La guerra del petrolio tra Stati Uniti e Arabia Saudita
Gli ambientalisti statunitensi hanno cantato vittoria quando lo scorso 6 novembre Barak Obama ha annunciato l’abbandono del progetto per la costruzione del gigantesco oleodotto.
L’XL Keystone doveva collegare i giacimenti petroliferi canadesi con le raffinerie sul Golfo del Messico: ben 1.900 chilometri per una capacità di trasporto di 800.000 barili al giorno.
Secondo il Presidente dell’Unione, tale oleodotto “non avrebbe dato un contributo significativo alla crescita degli USA”. Questo cambio di rotta va letto però nell’odierna guerra del petrolio in corso a livello globale. Dopo 25 anni, grazie alle scoperte che hanno permesso l’estrazione massiccia di idrocarburi “non convenzionali” (e in particolare di shale oil e shale gas, il petrolio e il gas ottenuti frantumando scisti argillosi in profondità), gli Stati Uniti erano riusciti a toccare una punta produttiva di 1,2 milioni di barili al giorno: il primo mercato consumatore mondiale di energia era arrivato vicino al pareggio e all’autosufficienza.
La risposta dell’Opec
Ed era a questo punto scattata la mossa dell’Opec (Organization of the Petroleum Exporting Countries), dettata dall’Arabia Saudita a fine 2014: in sostanza non tagliare l’estrazione di greggio convenzionale anche se i prezzi, per via della crisi economica, stavano precipitando. Una strategia che l’Arabia Saudita aveva già adottato con successo nel 1986, quando era riuscita a portare il prezzo del barile sotto i 10 dollari, determinando il collasso della produzione statunitense. Anche oggi, la politica dell’Opec è stata orchestrata per infliggere un colpo mortale a questo nuovo genere di concorrenti.

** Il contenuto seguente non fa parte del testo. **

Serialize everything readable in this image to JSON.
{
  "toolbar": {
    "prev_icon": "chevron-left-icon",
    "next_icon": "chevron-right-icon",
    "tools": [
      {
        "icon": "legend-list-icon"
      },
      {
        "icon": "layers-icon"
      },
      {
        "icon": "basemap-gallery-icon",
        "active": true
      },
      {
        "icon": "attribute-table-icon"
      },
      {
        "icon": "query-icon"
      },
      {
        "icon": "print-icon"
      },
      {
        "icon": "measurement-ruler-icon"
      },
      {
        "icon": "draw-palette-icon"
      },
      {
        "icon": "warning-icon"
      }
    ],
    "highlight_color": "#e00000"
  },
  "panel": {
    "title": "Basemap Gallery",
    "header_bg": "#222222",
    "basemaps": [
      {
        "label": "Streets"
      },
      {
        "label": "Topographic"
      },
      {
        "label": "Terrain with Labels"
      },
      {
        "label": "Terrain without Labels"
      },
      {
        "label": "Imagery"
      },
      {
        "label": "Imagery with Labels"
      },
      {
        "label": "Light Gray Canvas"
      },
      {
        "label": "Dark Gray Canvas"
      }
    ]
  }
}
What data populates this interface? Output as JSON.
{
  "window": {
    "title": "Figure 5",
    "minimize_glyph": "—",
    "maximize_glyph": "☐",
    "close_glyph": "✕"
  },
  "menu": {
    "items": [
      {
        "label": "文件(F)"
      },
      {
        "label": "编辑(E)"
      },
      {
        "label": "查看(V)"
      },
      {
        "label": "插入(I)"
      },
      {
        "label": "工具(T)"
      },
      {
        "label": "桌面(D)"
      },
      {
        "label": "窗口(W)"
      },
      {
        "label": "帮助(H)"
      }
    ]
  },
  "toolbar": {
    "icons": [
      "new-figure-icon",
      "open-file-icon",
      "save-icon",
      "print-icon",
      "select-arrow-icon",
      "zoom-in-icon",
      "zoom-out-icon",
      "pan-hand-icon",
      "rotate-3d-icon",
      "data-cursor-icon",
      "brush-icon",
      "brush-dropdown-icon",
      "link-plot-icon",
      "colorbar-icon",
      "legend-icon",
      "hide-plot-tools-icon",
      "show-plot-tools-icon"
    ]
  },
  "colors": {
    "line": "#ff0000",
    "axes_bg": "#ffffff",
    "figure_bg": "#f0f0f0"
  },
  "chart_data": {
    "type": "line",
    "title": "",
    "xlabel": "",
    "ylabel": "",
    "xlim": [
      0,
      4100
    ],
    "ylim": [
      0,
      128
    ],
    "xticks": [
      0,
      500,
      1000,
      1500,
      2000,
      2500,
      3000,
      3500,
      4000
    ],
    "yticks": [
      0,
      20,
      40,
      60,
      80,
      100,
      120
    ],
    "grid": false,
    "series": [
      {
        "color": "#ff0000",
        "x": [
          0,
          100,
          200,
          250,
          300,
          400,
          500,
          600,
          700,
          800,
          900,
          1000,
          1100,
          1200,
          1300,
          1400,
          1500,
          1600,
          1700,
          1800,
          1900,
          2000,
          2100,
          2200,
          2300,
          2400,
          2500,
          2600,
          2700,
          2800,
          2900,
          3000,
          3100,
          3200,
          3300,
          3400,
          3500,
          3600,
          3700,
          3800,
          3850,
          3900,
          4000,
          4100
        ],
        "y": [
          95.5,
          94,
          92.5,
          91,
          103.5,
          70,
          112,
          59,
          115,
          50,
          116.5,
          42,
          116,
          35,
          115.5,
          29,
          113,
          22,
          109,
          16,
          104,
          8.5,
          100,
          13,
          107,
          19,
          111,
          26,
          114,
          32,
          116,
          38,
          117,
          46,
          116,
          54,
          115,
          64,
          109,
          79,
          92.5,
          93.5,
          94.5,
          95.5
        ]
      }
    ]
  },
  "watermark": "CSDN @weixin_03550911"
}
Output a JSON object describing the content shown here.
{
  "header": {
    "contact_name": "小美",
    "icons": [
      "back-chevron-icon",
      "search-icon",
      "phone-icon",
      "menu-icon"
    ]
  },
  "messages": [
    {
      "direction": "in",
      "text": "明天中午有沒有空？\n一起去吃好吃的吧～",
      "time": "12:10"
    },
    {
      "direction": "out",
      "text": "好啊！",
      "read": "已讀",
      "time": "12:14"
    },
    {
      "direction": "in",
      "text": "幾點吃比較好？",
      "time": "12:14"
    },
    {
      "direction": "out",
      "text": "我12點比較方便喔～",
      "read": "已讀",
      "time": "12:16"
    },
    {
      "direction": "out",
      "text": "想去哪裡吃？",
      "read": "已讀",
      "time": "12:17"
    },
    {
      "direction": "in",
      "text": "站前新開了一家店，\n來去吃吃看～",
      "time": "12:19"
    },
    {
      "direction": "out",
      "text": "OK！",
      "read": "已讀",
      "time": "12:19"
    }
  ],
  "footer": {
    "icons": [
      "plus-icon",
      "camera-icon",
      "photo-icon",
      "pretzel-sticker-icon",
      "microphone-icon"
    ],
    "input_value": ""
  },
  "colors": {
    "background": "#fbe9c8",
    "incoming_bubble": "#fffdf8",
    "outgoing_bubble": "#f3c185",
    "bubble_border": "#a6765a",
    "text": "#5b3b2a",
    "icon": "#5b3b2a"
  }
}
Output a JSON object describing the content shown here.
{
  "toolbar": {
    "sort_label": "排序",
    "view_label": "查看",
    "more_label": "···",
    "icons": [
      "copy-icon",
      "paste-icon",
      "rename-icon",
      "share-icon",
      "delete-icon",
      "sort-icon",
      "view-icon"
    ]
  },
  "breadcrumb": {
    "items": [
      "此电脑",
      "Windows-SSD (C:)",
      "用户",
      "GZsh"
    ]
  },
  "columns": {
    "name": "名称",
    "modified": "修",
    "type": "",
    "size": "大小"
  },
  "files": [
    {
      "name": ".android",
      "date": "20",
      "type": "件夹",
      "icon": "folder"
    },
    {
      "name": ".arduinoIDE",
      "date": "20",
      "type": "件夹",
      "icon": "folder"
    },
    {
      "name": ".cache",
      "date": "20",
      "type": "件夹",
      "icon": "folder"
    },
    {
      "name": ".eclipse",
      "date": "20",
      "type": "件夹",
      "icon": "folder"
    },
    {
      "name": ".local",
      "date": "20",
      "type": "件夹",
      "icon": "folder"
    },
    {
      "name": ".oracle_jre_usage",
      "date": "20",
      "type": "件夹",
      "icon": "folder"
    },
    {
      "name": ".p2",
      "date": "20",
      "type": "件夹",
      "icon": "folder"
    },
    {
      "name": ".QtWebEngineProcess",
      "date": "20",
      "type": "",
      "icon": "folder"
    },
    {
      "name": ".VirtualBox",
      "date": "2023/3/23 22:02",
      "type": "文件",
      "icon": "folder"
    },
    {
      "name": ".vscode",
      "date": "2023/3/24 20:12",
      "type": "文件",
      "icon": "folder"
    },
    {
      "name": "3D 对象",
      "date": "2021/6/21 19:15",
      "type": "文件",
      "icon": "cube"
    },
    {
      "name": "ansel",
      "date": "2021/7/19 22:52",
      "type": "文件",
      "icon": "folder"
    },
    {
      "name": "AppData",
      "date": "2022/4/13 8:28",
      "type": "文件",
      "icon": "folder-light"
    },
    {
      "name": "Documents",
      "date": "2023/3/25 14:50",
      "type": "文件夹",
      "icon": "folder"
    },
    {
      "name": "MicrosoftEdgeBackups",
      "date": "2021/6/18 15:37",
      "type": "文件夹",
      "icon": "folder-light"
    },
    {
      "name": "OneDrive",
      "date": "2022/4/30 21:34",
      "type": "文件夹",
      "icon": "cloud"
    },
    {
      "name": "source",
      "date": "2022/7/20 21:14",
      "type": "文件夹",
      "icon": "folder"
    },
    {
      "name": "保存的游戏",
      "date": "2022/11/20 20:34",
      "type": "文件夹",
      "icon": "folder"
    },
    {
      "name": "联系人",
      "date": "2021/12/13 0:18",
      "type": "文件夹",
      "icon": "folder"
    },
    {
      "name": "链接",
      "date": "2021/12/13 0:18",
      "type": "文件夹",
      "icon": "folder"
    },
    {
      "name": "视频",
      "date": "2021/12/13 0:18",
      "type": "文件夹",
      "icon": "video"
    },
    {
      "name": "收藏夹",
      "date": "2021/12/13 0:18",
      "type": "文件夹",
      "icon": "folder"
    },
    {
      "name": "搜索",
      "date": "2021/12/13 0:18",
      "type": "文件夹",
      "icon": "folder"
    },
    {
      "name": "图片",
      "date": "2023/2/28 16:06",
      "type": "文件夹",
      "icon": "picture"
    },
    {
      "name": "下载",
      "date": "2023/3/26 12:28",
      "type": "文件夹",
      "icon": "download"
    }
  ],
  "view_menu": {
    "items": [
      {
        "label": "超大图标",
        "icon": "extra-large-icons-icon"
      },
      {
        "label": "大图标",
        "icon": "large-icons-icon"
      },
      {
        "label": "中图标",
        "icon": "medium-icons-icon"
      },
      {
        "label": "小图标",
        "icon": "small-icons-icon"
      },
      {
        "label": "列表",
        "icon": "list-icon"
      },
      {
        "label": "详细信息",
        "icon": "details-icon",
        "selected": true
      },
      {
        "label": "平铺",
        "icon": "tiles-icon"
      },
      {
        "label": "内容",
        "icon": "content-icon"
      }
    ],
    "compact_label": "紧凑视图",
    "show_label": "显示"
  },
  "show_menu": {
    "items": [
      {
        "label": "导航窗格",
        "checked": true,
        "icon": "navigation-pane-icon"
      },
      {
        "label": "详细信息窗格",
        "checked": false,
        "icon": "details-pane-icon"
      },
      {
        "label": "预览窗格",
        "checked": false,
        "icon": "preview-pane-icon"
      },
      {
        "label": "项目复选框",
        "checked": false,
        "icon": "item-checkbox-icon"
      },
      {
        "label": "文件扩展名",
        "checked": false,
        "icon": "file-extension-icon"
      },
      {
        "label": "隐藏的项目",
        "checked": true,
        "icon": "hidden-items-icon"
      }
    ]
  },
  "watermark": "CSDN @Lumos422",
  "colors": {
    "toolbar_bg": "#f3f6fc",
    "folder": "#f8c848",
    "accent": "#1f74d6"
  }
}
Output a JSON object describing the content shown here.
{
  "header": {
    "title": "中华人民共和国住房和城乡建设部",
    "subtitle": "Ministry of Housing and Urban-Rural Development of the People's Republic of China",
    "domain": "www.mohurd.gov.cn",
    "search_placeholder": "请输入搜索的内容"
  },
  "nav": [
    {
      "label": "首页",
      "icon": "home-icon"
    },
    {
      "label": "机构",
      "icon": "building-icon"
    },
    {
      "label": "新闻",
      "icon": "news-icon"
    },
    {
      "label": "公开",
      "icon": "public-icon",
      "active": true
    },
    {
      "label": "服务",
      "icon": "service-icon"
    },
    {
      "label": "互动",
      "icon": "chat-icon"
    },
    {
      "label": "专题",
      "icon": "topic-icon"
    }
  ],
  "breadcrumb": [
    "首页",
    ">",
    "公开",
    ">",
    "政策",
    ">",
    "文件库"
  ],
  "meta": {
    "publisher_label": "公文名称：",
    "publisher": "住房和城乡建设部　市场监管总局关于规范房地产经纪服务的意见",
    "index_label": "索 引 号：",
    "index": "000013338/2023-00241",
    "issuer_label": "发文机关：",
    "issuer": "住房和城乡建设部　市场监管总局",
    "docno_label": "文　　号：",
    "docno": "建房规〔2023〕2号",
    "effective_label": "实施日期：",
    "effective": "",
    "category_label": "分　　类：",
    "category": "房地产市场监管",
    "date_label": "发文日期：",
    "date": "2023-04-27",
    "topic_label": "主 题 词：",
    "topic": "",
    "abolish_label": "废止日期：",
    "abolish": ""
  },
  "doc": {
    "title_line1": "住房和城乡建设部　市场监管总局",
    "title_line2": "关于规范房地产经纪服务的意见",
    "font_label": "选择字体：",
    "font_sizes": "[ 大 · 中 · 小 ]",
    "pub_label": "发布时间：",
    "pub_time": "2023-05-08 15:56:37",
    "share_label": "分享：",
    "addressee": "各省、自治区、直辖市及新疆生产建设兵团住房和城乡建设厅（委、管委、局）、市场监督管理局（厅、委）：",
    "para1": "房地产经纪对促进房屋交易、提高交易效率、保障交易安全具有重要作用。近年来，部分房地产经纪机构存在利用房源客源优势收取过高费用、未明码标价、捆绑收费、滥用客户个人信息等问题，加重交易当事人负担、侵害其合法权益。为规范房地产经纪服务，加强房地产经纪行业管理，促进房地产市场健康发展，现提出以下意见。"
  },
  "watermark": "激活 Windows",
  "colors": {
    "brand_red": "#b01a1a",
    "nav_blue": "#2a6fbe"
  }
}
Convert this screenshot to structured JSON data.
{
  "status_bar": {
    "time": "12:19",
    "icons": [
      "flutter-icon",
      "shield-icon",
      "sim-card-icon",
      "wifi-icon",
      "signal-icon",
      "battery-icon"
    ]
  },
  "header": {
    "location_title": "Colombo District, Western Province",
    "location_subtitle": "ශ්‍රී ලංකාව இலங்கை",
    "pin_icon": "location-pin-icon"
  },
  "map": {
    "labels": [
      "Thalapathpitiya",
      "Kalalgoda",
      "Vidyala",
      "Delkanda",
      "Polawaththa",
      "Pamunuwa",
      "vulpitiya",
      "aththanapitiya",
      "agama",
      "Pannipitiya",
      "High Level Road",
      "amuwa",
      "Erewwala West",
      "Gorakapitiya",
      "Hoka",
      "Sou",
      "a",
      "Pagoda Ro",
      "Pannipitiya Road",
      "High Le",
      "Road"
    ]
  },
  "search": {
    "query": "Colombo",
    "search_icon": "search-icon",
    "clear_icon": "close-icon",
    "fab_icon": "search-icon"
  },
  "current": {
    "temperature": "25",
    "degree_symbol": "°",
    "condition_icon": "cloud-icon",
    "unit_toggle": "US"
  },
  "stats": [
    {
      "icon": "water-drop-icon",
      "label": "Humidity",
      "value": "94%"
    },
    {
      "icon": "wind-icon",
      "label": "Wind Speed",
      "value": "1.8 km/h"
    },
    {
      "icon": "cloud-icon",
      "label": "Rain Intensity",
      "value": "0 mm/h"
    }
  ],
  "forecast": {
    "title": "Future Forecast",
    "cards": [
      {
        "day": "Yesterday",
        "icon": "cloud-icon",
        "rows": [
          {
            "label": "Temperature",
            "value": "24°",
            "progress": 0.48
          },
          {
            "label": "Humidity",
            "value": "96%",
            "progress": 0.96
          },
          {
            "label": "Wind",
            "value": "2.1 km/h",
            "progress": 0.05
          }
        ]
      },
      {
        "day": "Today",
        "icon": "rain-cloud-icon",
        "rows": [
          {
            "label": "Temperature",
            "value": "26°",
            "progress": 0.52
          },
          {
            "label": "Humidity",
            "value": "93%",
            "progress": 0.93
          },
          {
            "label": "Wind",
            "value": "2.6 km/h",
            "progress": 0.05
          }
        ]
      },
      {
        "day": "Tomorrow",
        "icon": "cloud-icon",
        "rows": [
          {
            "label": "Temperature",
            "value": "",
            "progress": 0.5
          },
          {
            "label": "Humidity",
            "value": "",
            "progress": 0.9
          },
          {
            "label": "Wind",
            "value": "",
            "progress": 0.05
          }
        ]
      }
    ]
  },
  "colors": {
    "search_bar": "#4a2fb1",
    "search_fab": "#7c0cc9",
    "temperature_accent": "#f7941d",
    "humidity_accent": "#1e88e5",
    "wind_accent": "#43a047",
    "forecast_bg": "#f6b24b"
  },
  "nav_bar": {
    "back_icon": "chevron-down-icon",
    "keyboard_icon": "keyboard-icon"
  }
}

L’estrazione di idrocarburi non convenzionali, infatti, ha come protagoniste piccole e medie imprese senza grande capitalizzazione, fortemente dipendenti dal credito; e, soprattutto, a causa della dispendiosità delle tecniche di estrazione, produce guadagni solo se il petrolio si vende sopra i 60 dollari al barile. Attualmente, però, soffrono non soltanto i produttori di shale oil, ma anche i paesi Opec, che hanno visto calare vertiginosamente gli introiti per l’estrazione e vendita di greggio.
Nessuna buona notizia (per il futuro)
Questa mossa strategica dell’Arabia Saudita finora ha portato vantaggi soltanto ai consumatori, che possono disporre di una benzina a prezzi ribassati, ma, a lungo andare, le conseguenze potrebbero essere gravi per tutti. Ciò che più sta risentendo della politica di sovrapproduzione e prezzi bassi, infatti, è la fase di ricerca e aggiornamento tecnologico. Il settore shale non investe più in ricerca, ma non lo fa nemmeno quello “tradizionale”. Si pongono così le basi per una futura carestia di greggio, e quindi per grandi bolle speculative. E non si tratta nemmeno di buone notizie per l’ambiente, perché un greggio a prezzi così bassi non incentiva la ricerca di alternative a questa storica, e pesante, ipoteca.
Ai consumatori non resta che aspettare che la ricerca sull’energia sostenibile faccia nuovi passi in avanti – e servono passi da gigante – perché cali la dipendenza dal petrolio. Una dipendenza che nell’ultimo secolo ha “giustificato” politiche nefaste e che ha responsabilità non marginali nell’odierno caos internazionale.